The study, published in the New England Journal of Medicine, concluded that reinfections were not only milder than the initial infection, but far less likely to lead to hospitalisation or death.
Reinfection was defined as the first positive swab obtained at least 90 days after being initially diagnosed with Covid-19.
The vast majority of the reinfections were caused by the Beta variant, which is more effective than other mutations at evading the body’s immune response.
Researchers also found that the median time between the first and second infection was around nine months.
The first wave of infections in Qatar struck between March and June of 2020, after which 40 per cent of the population had detectable antibodies against Covid-19.
The country then experienced back-to-back waves from January through to May of 2021, which were driven by the Alpha and Beta variants.
On the basis of their results, the scientists suggested that Covid “could adopt a more benign pattern of infection when it becomes endemic”.
However, they warned, “it needs to be determined whether … protection against severe disease at reinfection lasts for a longer period, analogous to the immunity that develops against other seasonal ‘common-cold’ coronaviruses, which elicit short-term immunity against mild reinfection but longer-term immunity against more severe illness with reinfection”.
David Matthews, a professor of virology at the University of Bristol, who was not involved in the study, said the findings suggest that Covid will “eventually become like the common cold” as more people get vaccinated and exposed to the virus, before then recovering.
“Your immune system can rely on the recent memory of previous victories in order to defeat the virus when it sees it again.
“You can't be certain, but what probably will happen is is that this virus will become a common cold virus, like the human coronaviruses that are already common.

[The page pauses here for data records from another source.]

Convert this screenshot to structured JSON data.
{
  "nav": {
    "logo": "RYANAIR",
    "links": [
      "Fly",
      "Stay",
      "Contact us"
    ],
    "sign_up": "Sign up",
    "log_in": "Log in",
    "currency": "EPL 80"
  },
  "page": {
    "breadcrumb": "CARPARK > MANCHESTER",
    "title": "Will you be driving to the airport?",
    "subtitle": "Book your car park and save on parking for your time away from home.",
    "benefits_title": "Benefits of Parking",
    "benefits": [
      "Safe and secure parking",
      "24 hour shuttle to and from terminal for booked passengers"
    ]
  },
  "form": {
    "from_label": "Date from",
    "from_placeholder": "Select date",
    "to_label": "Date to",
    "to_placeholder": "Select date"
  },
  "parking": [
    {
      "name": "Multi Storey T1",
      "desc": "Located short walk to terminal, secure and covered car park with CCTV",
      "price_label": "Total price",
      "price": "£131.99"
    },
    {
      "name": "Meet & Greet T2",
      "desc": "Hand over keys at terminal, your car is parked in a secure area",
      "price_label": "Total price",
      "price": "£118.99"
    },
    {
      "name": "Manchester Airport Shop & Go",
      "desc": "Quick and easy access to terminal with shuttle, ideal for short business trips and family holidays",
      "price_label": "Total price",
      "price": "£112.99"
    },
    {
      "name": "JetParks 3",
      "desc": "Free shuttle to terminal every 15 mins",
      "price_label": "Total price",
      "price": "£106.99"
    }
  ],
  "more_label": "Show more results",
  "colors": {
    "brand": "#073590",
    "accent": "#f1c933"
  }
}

“The findings also re-emphasise that the pressure on us right now in terms of hospitalisations is primarily coming from people, who for whatever reason, still haven't been vaccinated.”
Paul Hunter, a professor in medicine at the University of East Anglia, said the paper supports pre-existing evidence which shows that “reinfections are usually but not always less severe than initial infections”.
However, he suggested that it was difficult to fully determine the severity of reinfection. “It is often difficult to judge this properly,” he said. “If you are basing your assessment on people turning up in hospital, then generally people go to hospital when they get quite sick.
“Reinfections may look of similar severity but that is because people with less severe illness [who have been reinfected] don’t go to hospital.”
Prof Hunter also said that “natural infection does seem to give more durable immunity than vaccine, and probably better cross protection against new variants, but that depends on how severe the initial infection”.